Dimanche 31 août 2014 - 22e Dimanche Année A

Comment de mauvaises expériences peuvent devenir de bons souvenirs

Jérémie 20,7-9 - Psaume 62,2-6.8-9 - Romains 12,1-2 - Matthieu 16,21-27
dimanche 31 août 2014.
 

Maintenant évoqué volontiers pour en rire de bon cœur, l’événement fut pourtant vécu comme des plus désagréables. Les témoignages d’un tel retournement de la perception grâce au recul du temps sont nombreux. Ainsi des souvenirs de guerre ou de service militaire, de camps scouts noyés sous la pluie ou de sorties en mer chahutées et nauséeuses, offrent parfois l’occasion d’heureuses évocations à ceux qui en furent victimes sur le moment. Au risque, d’ailleurs, de choquer les contemporains de l’événement ou les témoins éberlués de son évocation.

Il faut croire que du positif peut se cacher dans le négatif et se révéler par la suite. Comme un billet perdant au grattage mais gagnant au tirage. Gagnant ou perdant, l’alternative est claire quand il s’agit d’argent. Ainsi, quand Jésus parle de gagner le monde, le verbe qu’il emploie signifie précisément s’en approprier les richesses. Mais que veut-il dire en parlant de sauver ou de perdre sa vie, de payer de sa vie ou de l’acheter ?

Quand nous parlons de sauver des vies, il s’agit en général de médecine, souvent de prévention, parfois d’interventions plus ou moins humanitaires. Dans tous les cas, la vie sauvée est la vie à vivre. Mais qu’en est-il de la vie vécue ? Est-elle gagnée ou perdue, celle-là ? Posez-vous la question : la vie que vous avez vécue, l’estimez-vous gagnante ou perdante ? Et croyez-vous qu’elle ait besoin d’être sauvée, ou non ?

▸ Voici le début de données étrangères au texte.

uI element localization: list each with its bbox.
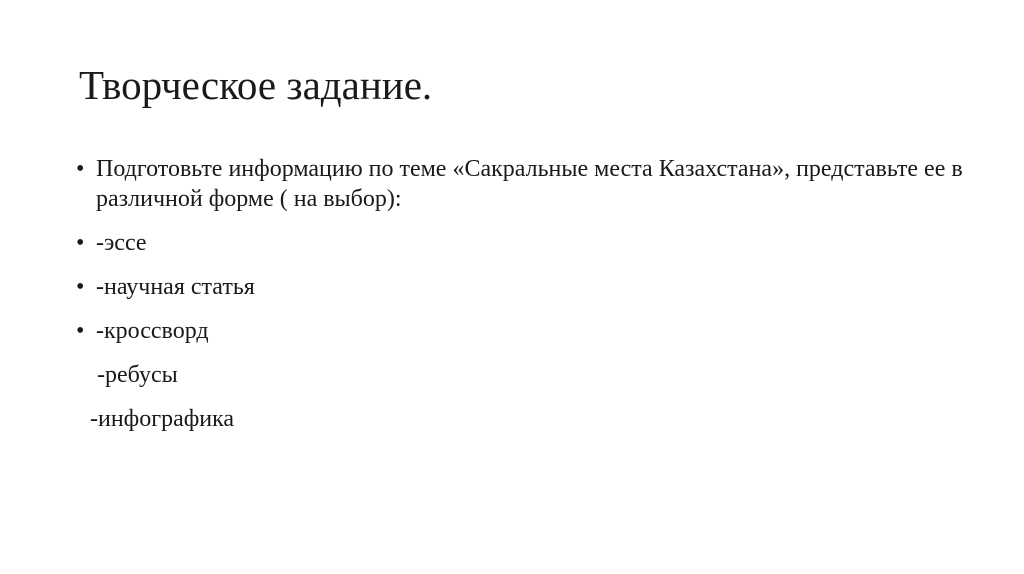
bullet-icon: •: [76, 230, 85, 256]
bullet-item-crossword: [76, 316, 976, 346]
bullet-icon: •: [76, 318, 85, 344]
bullet-item-task: [76, 154, 976, 214]
bullet-text: -научная статья: [96, 274, 255, 300]
line-infographic: -инфографика: [90, 406, 235, 432]
bullet-text: -кроссворд: [96, 318, 209, 344]
bullet-item-essay: [76, 228, 976, 258]
bullet-text: -эссе: [96, 230, 147, 256]
slide-content: [76, 154, 976, 448]
line-rebuses: -ребусы: [97, 362, 178, 388]
bullet-icon: •: [76, 274, 85, 300]
bullet-icon: •: [76, 156, 85, 182]
bullet-item-article: [76, 272, 976, 302]
bullet-text: Подготовьте информацию по теме «Сакральные места Казахстана», представьте ее в различной форме ( на выбор):: [96, 156, 963, 212]
slide-title: Творческое задание.: [79, 62, 433, 108]
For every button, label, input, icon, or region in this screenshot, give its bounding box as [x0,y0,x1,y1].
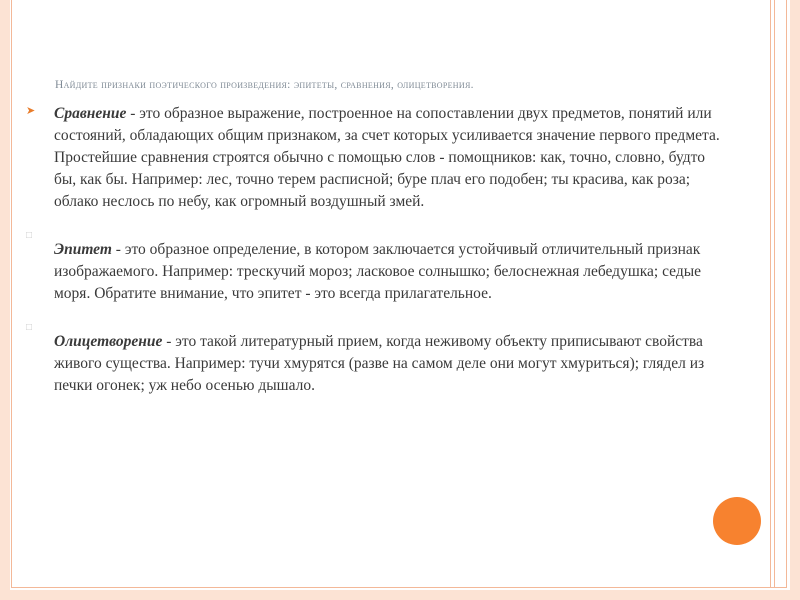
term-comparison: Сравнение [54,105,127,122]
definition-comparison: - это образное выражение, построенное на сопоставлении двух предметов, понятий или состояний, обладающих общим признаком, за счет которых усиливается значение первого предмета. Простейшие сравнения строятся обычно с помощью слов - помощников: как, точно, словно, будто бы, как бы. Например: лес, точно терем расписной; буре плач его подобен; ты красива, как роза; облако неслось по небу, как огромный воздушный змей. [54,105,720,210]
right-rule-secondary [774,0,775,588]
paragraph-personification [26,322,726,397]
bullet-arrow-icon: ➤ [26,105,36,117]
empty-bullet-icon: □ [26,322,33,333]
paragraph-comparison [26,103,726,213]
slide-title: Найдите признаки поэтического произведения: эпитеты, сравнения, олицетворения. [55,79,474,91]
term-epithet: Эпитет [54,241,112,258]
empty-bullet-icon: □ [26,230,33,241]
right-rule [770,0,771,588]
term-personification: Олицетворение [54,333,163,350]
decorative-circle [713,497,761,545]
slide-content [26,103,726,423]
definition-epithet: - это образное определение, в котором заключается устойчивый отличительный признак изображаемого. Например: трескучий мороз; ласковое солнышко; белоснежная лебедушка; седые моря. Обратите внимание, что эпитет - это всегда прилагательное. [54,241,702,302]
paragraph-epithet [26,230,726,305]
definition-personification: - это такой литературный прием, когда неживому объекту приписывают свойства живого существа. Например: тучи хмурятся (разве на самом деле они могут хмуриться); глядел из печки огонек; уж небо осенью дышало. [54,333,705,394]
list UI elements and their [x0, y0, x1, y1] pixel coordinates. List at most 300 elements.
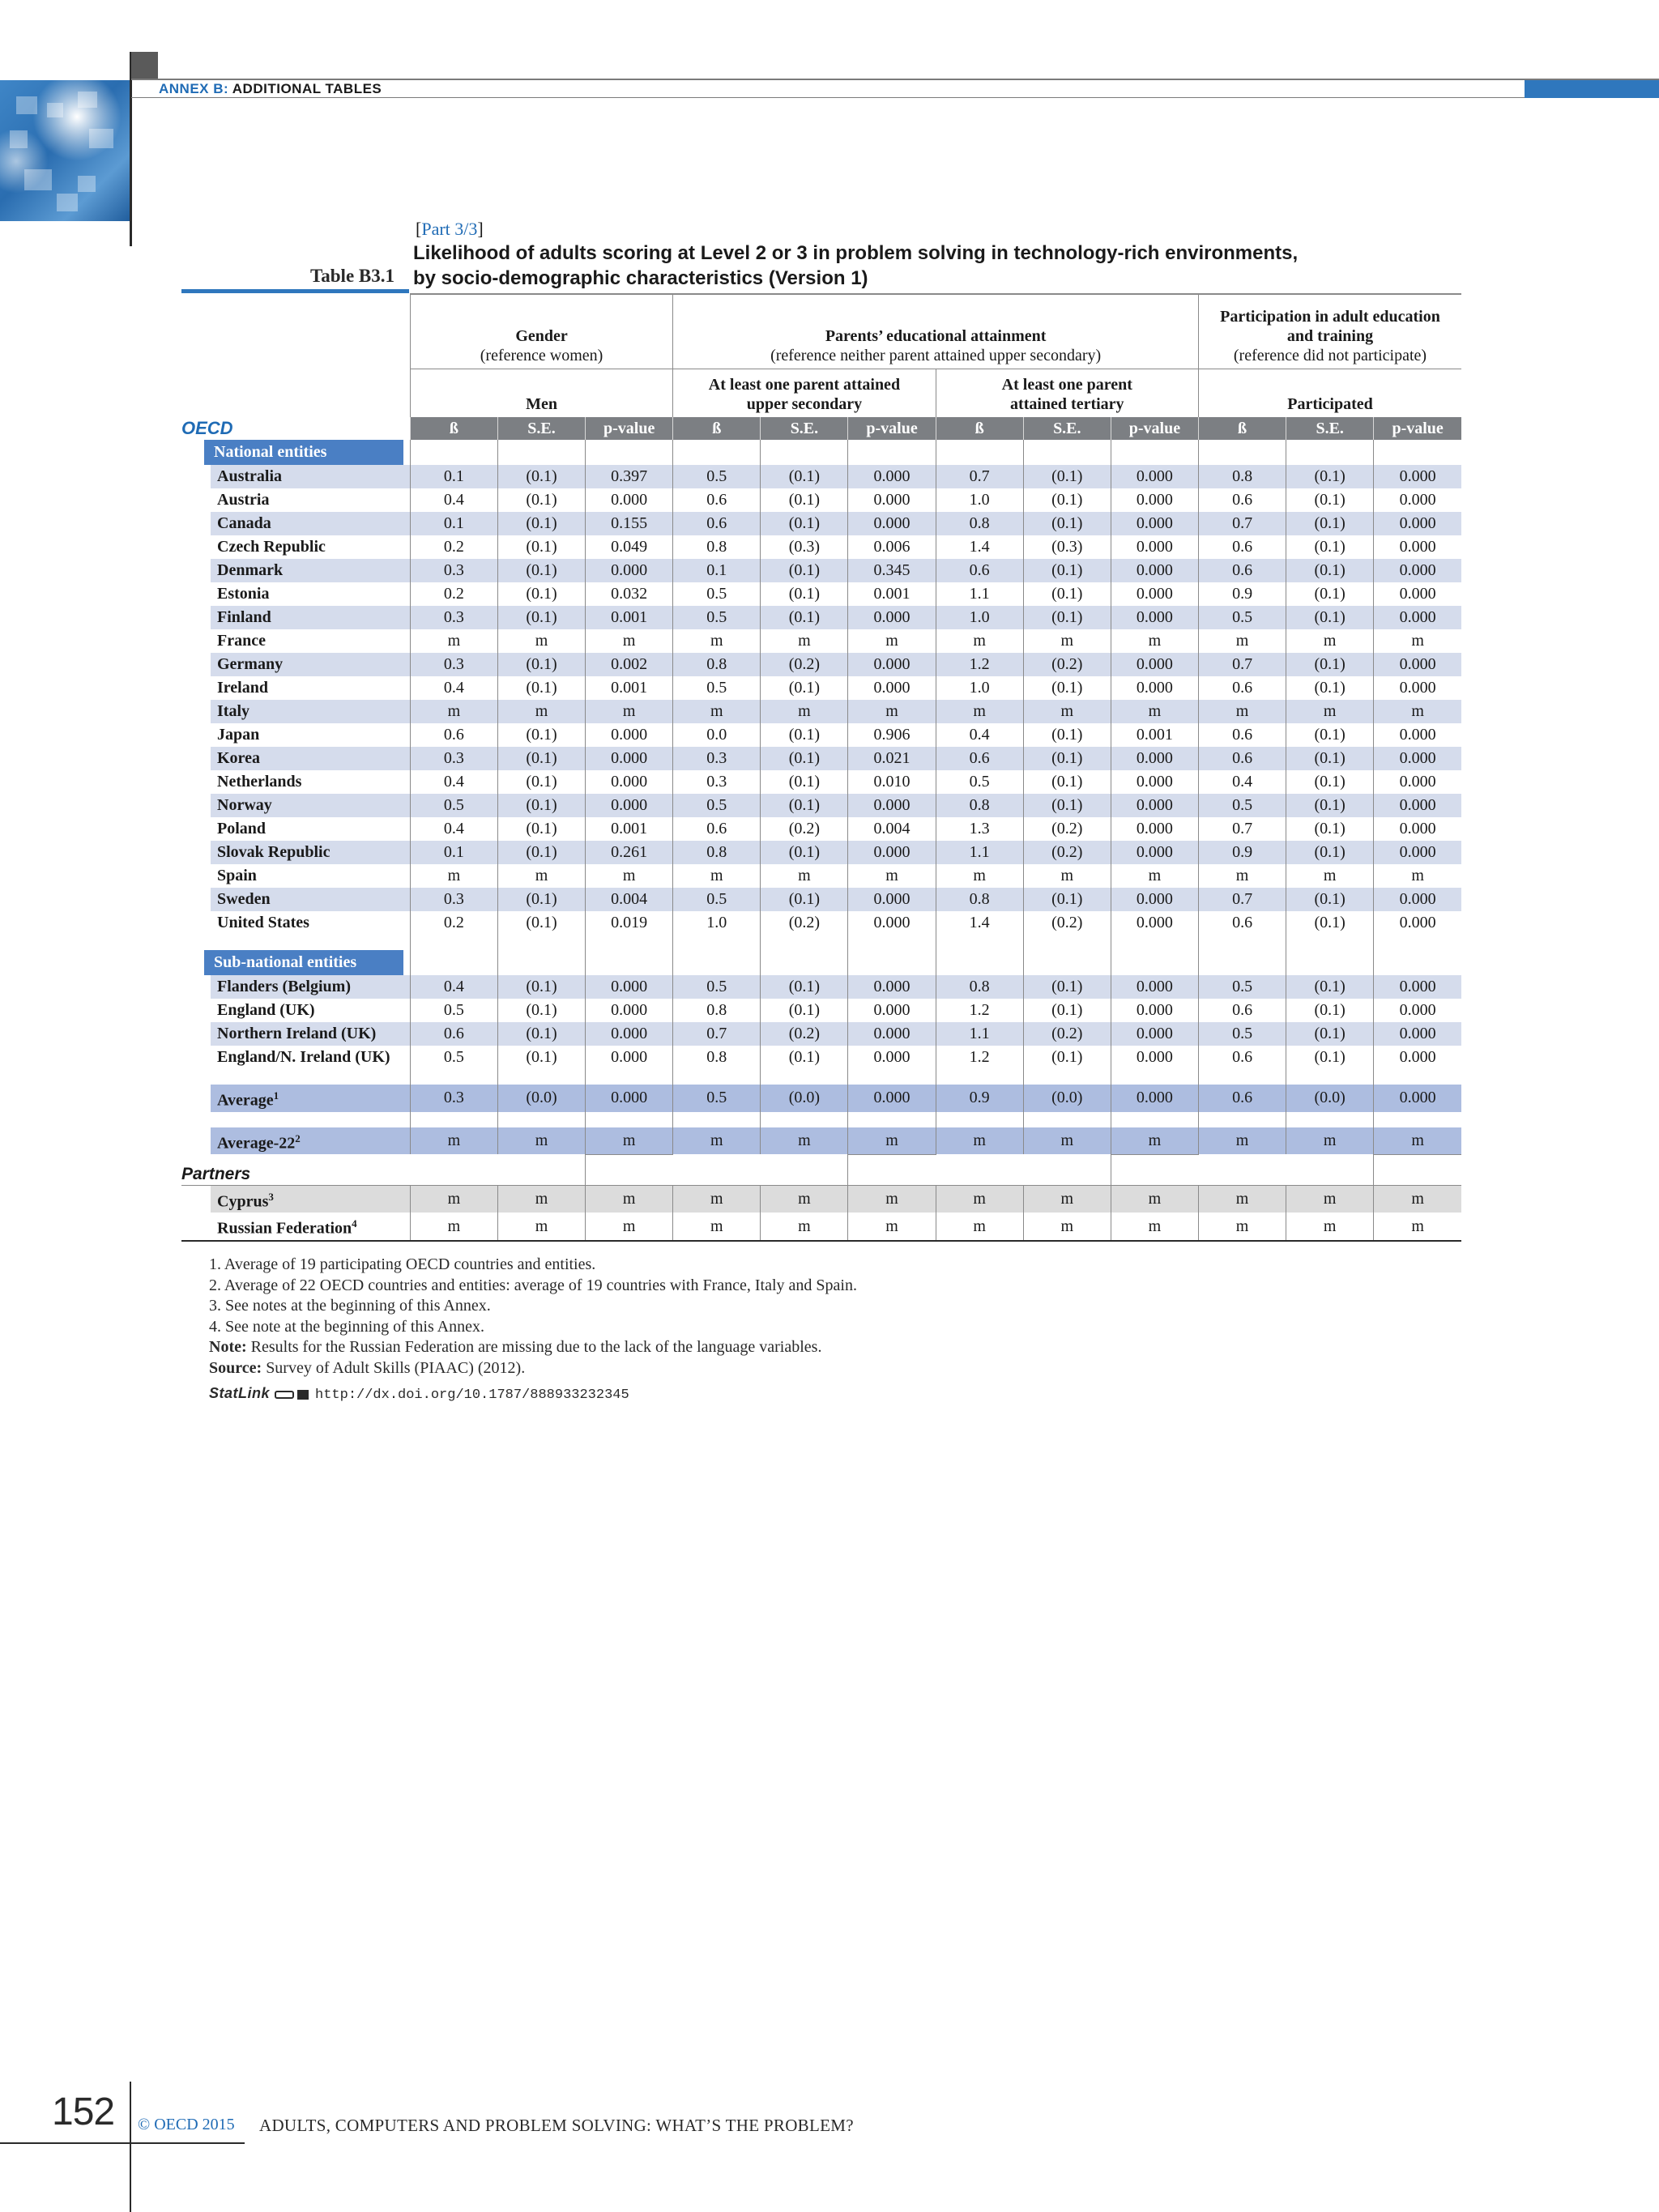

Vous avez entendu dans l’évangile : « Qui veut sauver sa vie la perdra, mais qui perd sa vie à cause de moi la gardera ». Mais en grec, c’est plus clair : non pas « la gardera » mais « la trouvera ». Les deux phrases ne sont pas en opposition mais en rapport de conséquence logique : pour sauver sa vie, il faut la perdre, la perdre à cause de Jésus, car alors on la retrouvera en lui. Autrement dit, il faut faire comme lui. Voyons : la passion du Christ est-elle une vie perdue ou gagnée ? Certes, il perd sur la croix sa vie à vivre : en un jour de souffrance il se voit retirer la perspective de prolonger son existence de, peut-être, dix mille jours encore. Mais ce jour-là qu’il a vécu quand même, qu’en adviendra-t-il ? Qu’en pensez-vous : sera-t-il complètement oublié au ciel ? On ne se rappellerait jamais plus que le Fils de Dieu a donné sa vie pour les hommes ? Cela m’étonnerait. Mais alors, fera-ton éternellement mémoire des horribles souffrances du Seigneur, se souvenant sans cesse de chaque coup et de chaque offense ? Cela m’étonnerait tout autant.

Non, ce qui restera toujours, c’est l’amour en acte de Jésus, ce don de lui-même au-delà de tout ce que l’homme aurait pu imaginer. Ce jour de vie du Seigneur, il le retrouvera, mais net de toute ombre, lavé de l’empreinte des ténèbres, comme l’or passé au creuset en ressort parfaitement pur et brillant. Ainsi le positif caché dans le négatif se révélera en pleine lumière et pour l’éternité.

Voici ce qui est le plus important, mes frères, plus nécessaire que de préserver notre vie à vivre et de prévoir les moyens de notre subsistance ultérieure : appliquons-nous à demander le salut par le pardon de nos péchés pour la vie que nous avons vécue, et surtout à vivre désormais chaque instant comme bon à perdre à cause du Seigneur. Car il sera retrouvé en lui.

Telle est aussi la solution à notre énigme de départ : si de mauvaises expériences peuvent devenir de bons souvenirs, c’est à cause de l’amour en actes qui se cache dans l’épreuve. C’est bien souvent le cas, en effet, pour ceux qui l’affrontent ensemble dans la « fraternité d’armes », soldats, scouts ou marins. Mais je pense aussi aux couples et aux familles, aux paroisses et aux entreprises, aux syndicats et aux partis politiques, et à mille autres situations humaines encore.

En toutes circonstances, chers amis, et quel qu’en soit le prix de souffrances, préparons-nous donc bien plus que de bons souvenirs : le bonheur de la vie éternelle en Jésus Christ.